Of course the central bank could be on the other side—otherwise the banking system would need to borrow dollars and sell them for Taiwan dollars (putting upward pressure on the spot market) to hedge its swap book. The IMF had a nice paper on the market dynamics created by the large FX hedging need of Korea’s exporters (the shipbuilders in particular) prior to the global crisis.
We don’t know though, as the Central Bank of China (Taiwan) has never disclosed its derivatives book (the central bank claims that there is nothing it needs to disclose).**
No matter—it is clear that the life insurers are only partially hedged. They in effect have relied on the assumption that the central bank will cap any Taiwan dollar appreciation to protect their portfolio. They would be in trouble if the new Taiwan dollar's move exceeded the funds set aside in their foreign exchange volatility reserves.
Yet Taiwan needs to generate ongoing, large outflows for the new Taiwan dollar to stand still given its massive (around 15 percent of GDP) current account surplus. Before 2010, most of that surplus showed up in reserves. After 2010, most of the surplus has shown up in a net buildup of foreign assets in the financial sector (the banks have joined in recently too, but presumably are hedged).

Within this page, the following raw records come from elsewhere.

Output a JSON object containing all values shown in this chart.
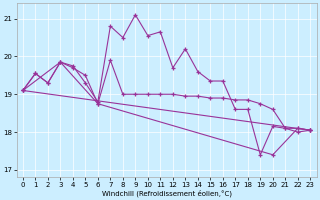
{
  "xlabel": "Windchill (Refroidissement éolien,°C)",
  "bg_color": "#cceeff",
  "line_color": "#993399",
  "xlim": [
    -0.5,
    23.5
  ],
  "ylim": [
    16.8,
    21.4
  ],
  "yticks": [
    17,
    18,
    19,
    20,
    21
  ],
  "xticks": [
    0,
    1,
    2,
    3,
    4,
    5,
    6,
    7,
    8,
    9,
    10,
    11,
    12,
    13,
    14,
    15,
    16,
    17,
    18,
    19,
    20,
    21,
    22,
    23
  ],
  "lines": [
    {
      "x": [
        0,
        1,
        2,
        3,
        4,
        5,
        6,
        7,
        8,
        9,
        10,
        11,
        12,
        13,
        14,
        15,
        16,
        17,
        18,
        19,
        20,
        21,
        22,
        23
      ],
      "y": [
        19.1,
        19.55,
        19.3,
        19.85,
        19.75,
        19.3,
        18.8,
        20.8,
        20.5,
        21.1,
        20.55,
        20.65,
        19.7,
        20.2,
        19.6,
        19.35,
        19.35,
        18.6,
        18.6,
        17.4,
        18.15,
        18.1,
        18.0,
        18.05
      ]
    },
    {
      "x": [
        0,
        1,
        2,
        3,
        4,
        5,
        6,
        7,
        8,
        9,
        10,
        11,
        12,
        13,
        14,
        15,
        16,
        17,
        18,
        19,
        20,
        21,
        22,
        23
      ],
      "y": [
        19.1,
        19.55,
        19.3,
        19.85,
        19.7,
        19.5,
        18.75,
        19.9,
        19.0,
        19.0,
        19.0,
        19.0,
        19.0,
        18.95,
        18.95,
        18.9,
        18.9,
        18.85,
        18.85,
        18.75,
        18.6,
        18.1,
        18.1,
        18.05
      ]
    },
    {
      "x": [
        0,
        3,
        6,
        20,
        22,
        23
      ],
      "y": [
        19.1,
        19.85,
        18.75,
        17.4,
        18.1,
        18.05
      ]
    },
    {
      "x": [
        0,
        23
      ],
      "y": [
        19.1,
        18.05
      ]
    }
  ]
}
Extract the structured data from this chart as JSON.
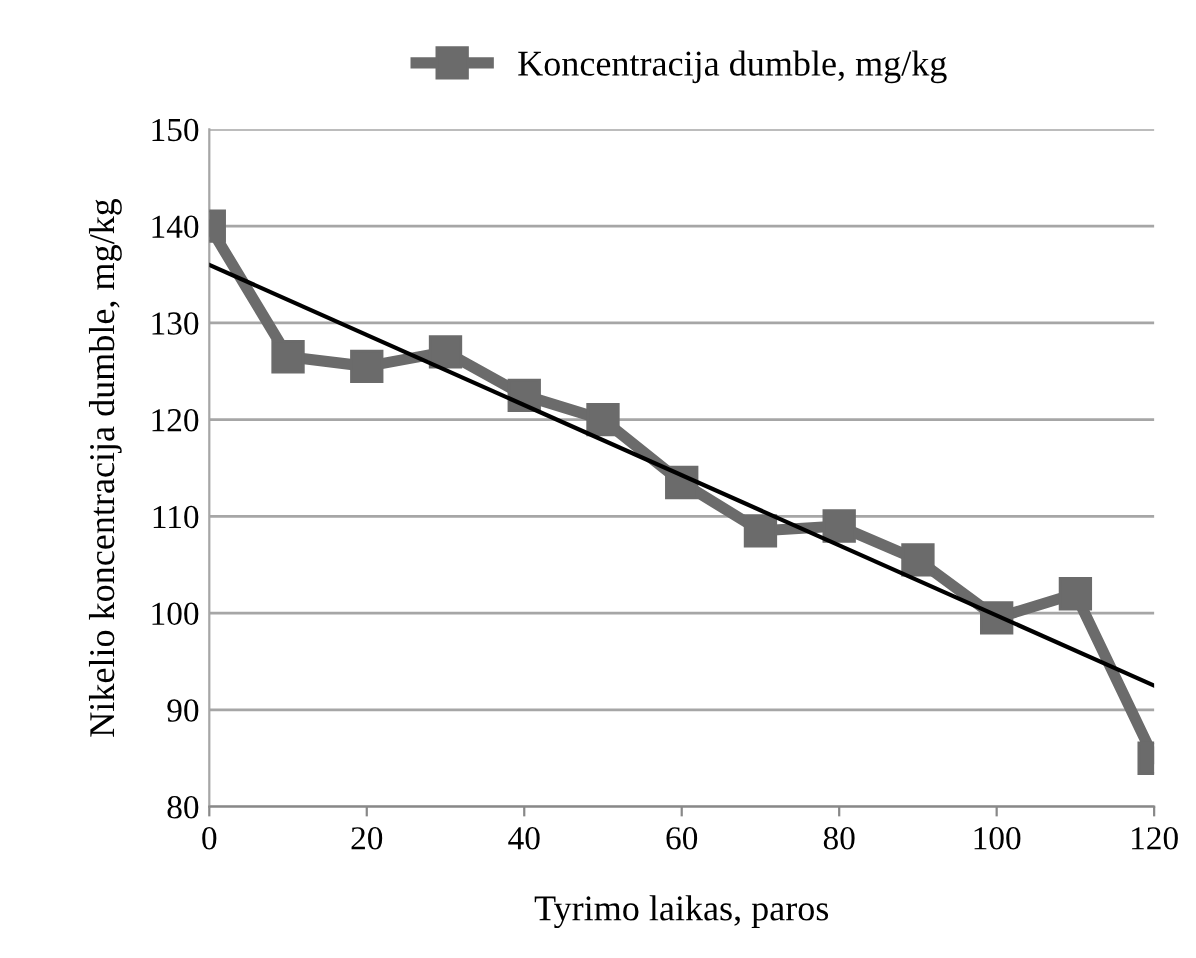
{
  "chart_data": {
    "type": "line",
    "xlabel": "Tyrimo laikas, paros",
    "ylabel": "Nikelio koncentracija dumble, mg/kg",
    "xlim": [
      0,
      120
    ],
    "xticks": [
      0,
      20,
      40,
      60,
      80,
      100,
      120
    ],
    "ylim": [
      80,
      150
    ],
    "yticks": [
      80,
      90,
      100,
      110,
      120,
      130,
      140,
      150
    ],
    "grid": "y",
    "legend": "top",
    "series": [
      {
        "name": "Koncentracija dumble, mg/kg",
        "color": "#6b6b6b",
        "marker": "square",
        "x": [
          0,
          10,
          20,
          30,
          40,
          50,
          60,
          70,
          80,
          90,
          100,
          110,
          120
        ],
        "values": [
          140,
          126.5,
          125.5,
          127,
          122.5,
          120,
          113.5,
          108.5,
          109,
          105.5,
          99.5,
          102,
          85
        ]
      },
      {
        "type": "line",
        "color": "#000000",
        "marker": "none",
        "x": [
          0,
          120
        ],
        "values": [
          136,
          92.5
        ]
      }
    ]
  }
}
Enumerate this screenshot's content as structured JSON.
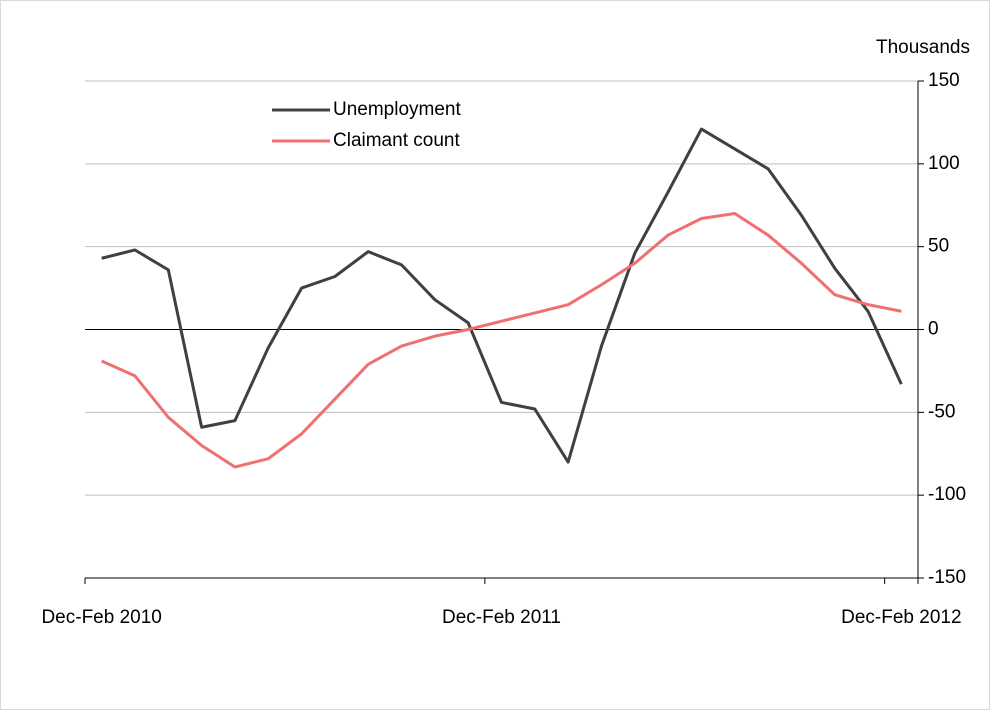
{
  "chart_data": {
    "type": "line",
    "y_axis_label": "Thousands",
    "categories": [
      "Dec-Feb 2010",
      null,
      null,
      null,
      null,
      null,
      null,
      null,
      null,
      null,
      null,
      null,
      "Dec-Feb 2011",
      null,
      null,
      null,
      null,
      null,
      null,
      null,
      null,
      null,
      null,
      null,
      "Dec-Feb 2012"
    ],
    "series": [
      {
        "name": "Unemployment",
        "color": "#404040",
        "values": [
          43,
          48,
          36,
          -59,
          -55,
          -11,
          25,
          32,
          47,
          39,
          18,
          4,
          -44,
          -48,
          -80,
          -10,
          46,
          83,
          121,
          109,
          97,
          69,
          37,
          11,
          -33
        ]
      },
      {
        "name": "Claimant count",
        "color": "#f07070",
        "values": [
          -19,
          -28,
          -53,
          -70,
          -83,
          -78,
          -63,
          -42,
          -21,
          -10,
          -4,
          0,
          5,
          10,
          15,
          27,
          40,
          57,
          67,
          70,
          57,
          40,
          21,
          15,
          11
        ]
      }
    ],
    "ylim": [
      -150,
      150
    ],
    "yticks": [
      -150,
      -100,
      -50,
      0,
      50,
      100,
      150
    ],
    "grid": true
  }
}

It isn't hard to see why Taiwan's external surplus has gotten bigger over time. The Taiwan dollar in real terms is quite weak—it is down something like 20 percent from its 2000 level, and while it did appreciate a bit in 2016, it is still low versus its level in the early to mid-aughts.
So a fall off in demand for foreign bonds would pose a dilemma for Taiwan’s central bank, as the structural outflow from the insurance industry and the associated bid for dollars has been the key to the post-crisis weakness of Taiwan's currency.

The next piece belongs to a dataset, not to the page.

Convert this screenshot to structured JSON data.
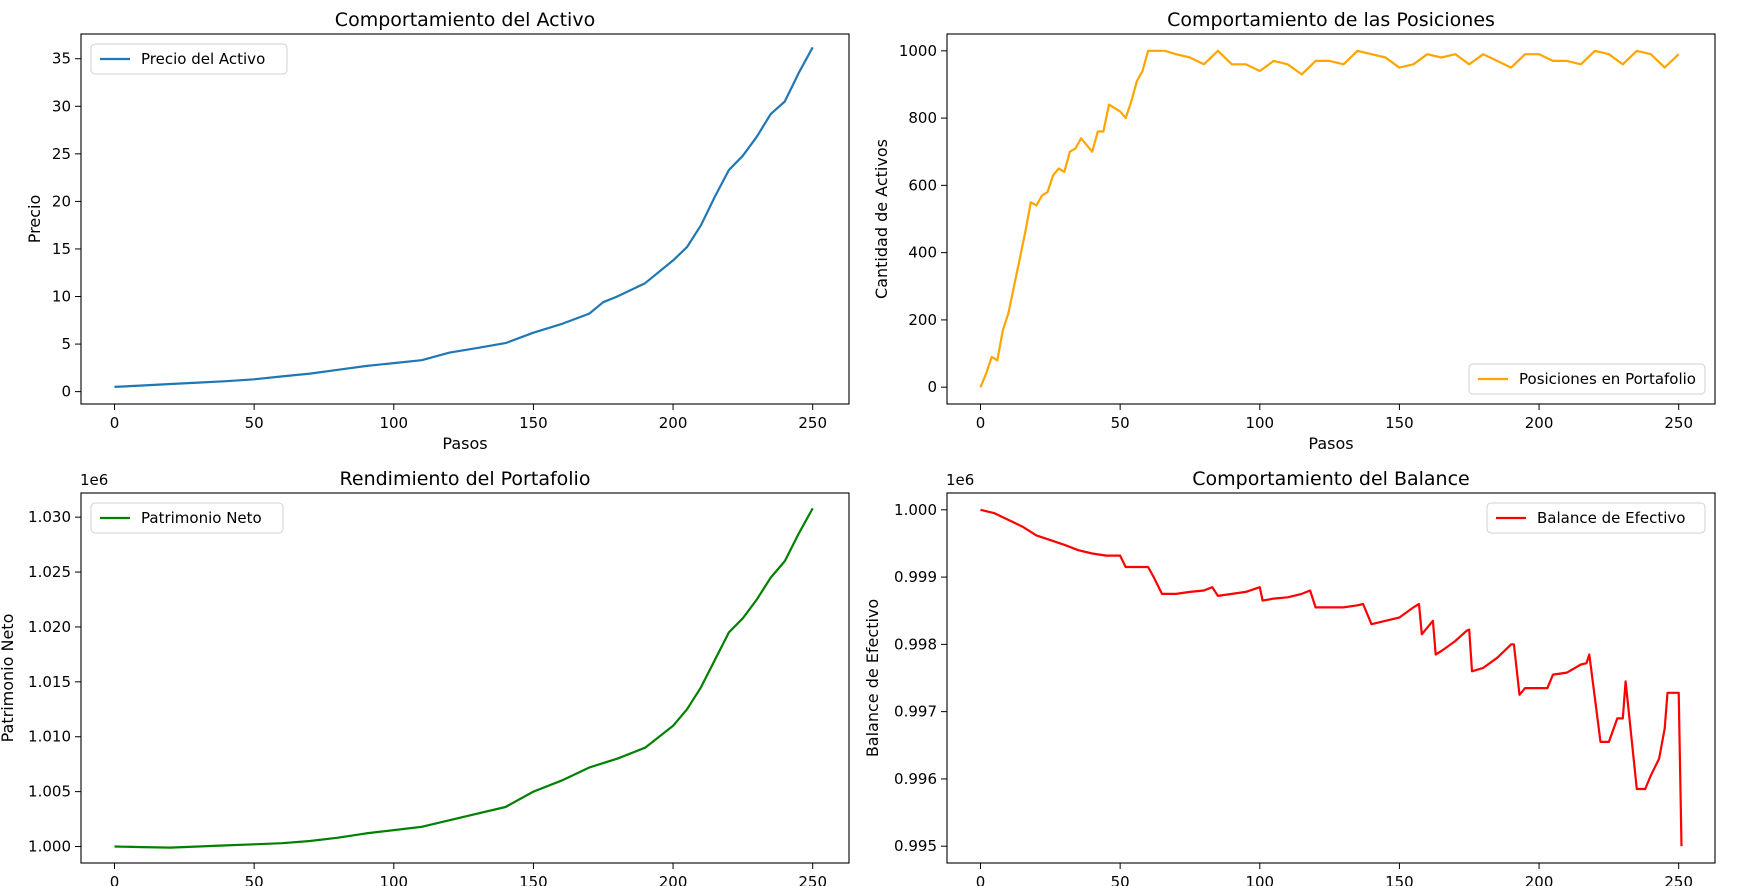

The central bank could step into the market in a visible way, and return to large-scale purchases and buildup its reserves. Taiwan's new central bank government has indicated that keeping the currency "steady" is a key priority.
That though would carry the risk that Taiwan would be put back on the Treasury Department’s watch list, and perhaps even get dinged for manipulation. (Even if it triggered the reserve accumulation threshold by purchasing over 2% of its GDP in foreign currency, Taiwan would only meet two of the three Bennet criteria as its measured bilateral surplus with the U.S. is under $20 billion. However, the 1988 manipulation statute is still on the book, and Taiwan could be dinged under the 1988 law for impeding effective balance of payments adjustment).

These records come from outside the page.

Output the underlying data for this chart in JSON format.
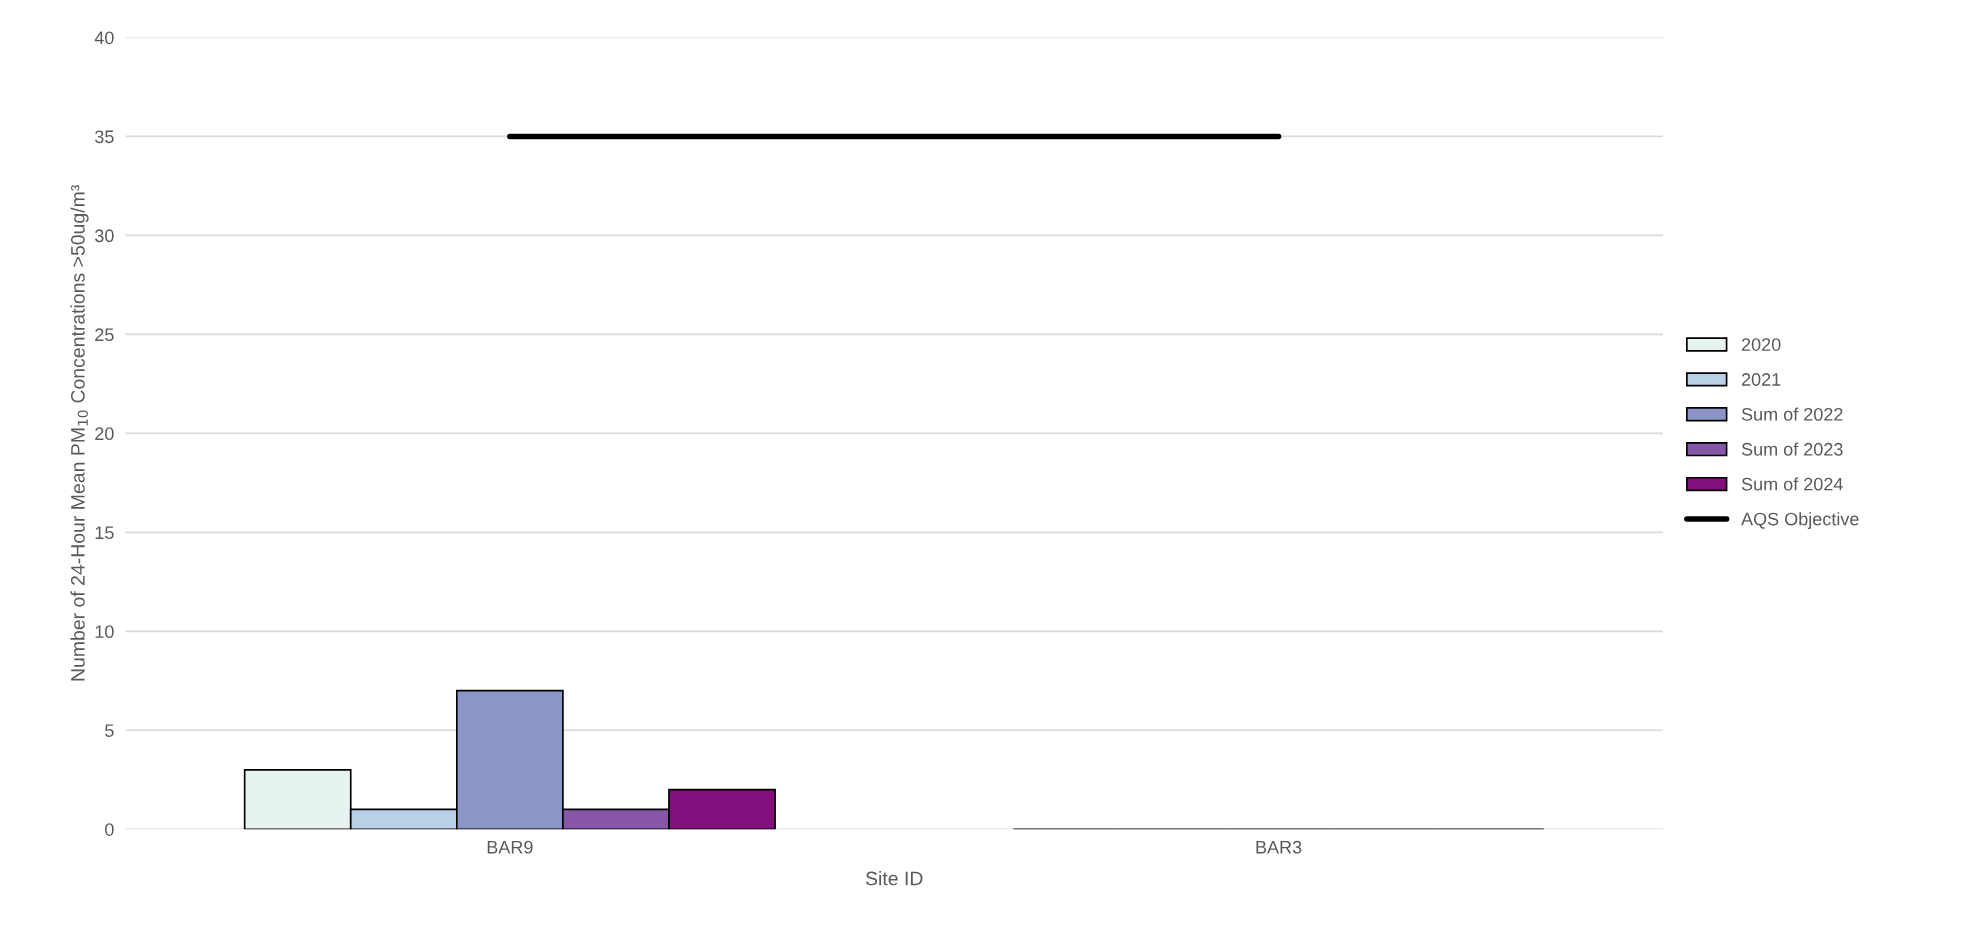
{
  "chart_data": {
    "type": "bar",
    "xlabel": "Site ID",
    "ylabel": "Number of 24-Hour Mean PM$_{10}$ Concentrations >50ug/m³",
    "categories": [
      "BAR9",
      "BAR3"
    ],
    "series": [
      {
        "name": "2020",
        "color": "#e6f3f1",
        "values": [
          3,
          0
        ]
      },
      {
        "name": "2021",
        "color": "#b9d1e7",
        "values": [
          1,
          0
        ]
      },
      {
        "name": "Sum of 2022",
        "color": "#8c96c6",
        "values": [
          7,
          0
        ]
      },
      {
        "name": "Sum of 2023",
        "color": "#8856a7",
        "values": [
          1,
          0
        ]
      },
      {
        "name": "Sum of 2024",
        "color": "#810f7c",
        "values": [
          2,
          0
        ]
      },
      {
        "name": "AQS Objective",
        "type": "line",
        "color": "#000000",
        "values": [
          35,
          35
        ]
      }
    ],
    "ylim": [
      0,
      40
    ],
    "yticks": [
      0,
      5,
      10,
      15,
      20,
      25,
      30,
      35,
      40
    ],
    "grid": "y",
    "legend": "right"
  }
}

Or it could let the Taiwan dollar appreciate even if this generated large losses among the life insurers.
The insurance industry in turn could be bailed out from large currency losses. Bailing out a domestic insurer can be done by giving the firm government bonds; technically it isn’t that hard. Taiwan’s government isn’t heavily indebted, it can absorb the cost (though any bailout might come at a price—diluting shareholder equity and/or risk-sharing on legacy high-return life insurance products).
This all could make for an interesting set of choices, as it isn’t clear that the equilibrium of the last ten years (limited intervention, massive foreign bond purchases by he financial sector, a growing open FX position in the life insurance sector, etc.) can be sustained forever (even if pressure on the new Taiwan dollar fell a bit in April as the dollar rallied).
* This is true even if the foreign currency debts of the large state-owned Russian and Brazilian companies are added to the explicit foreign currency debt of the finance ministry.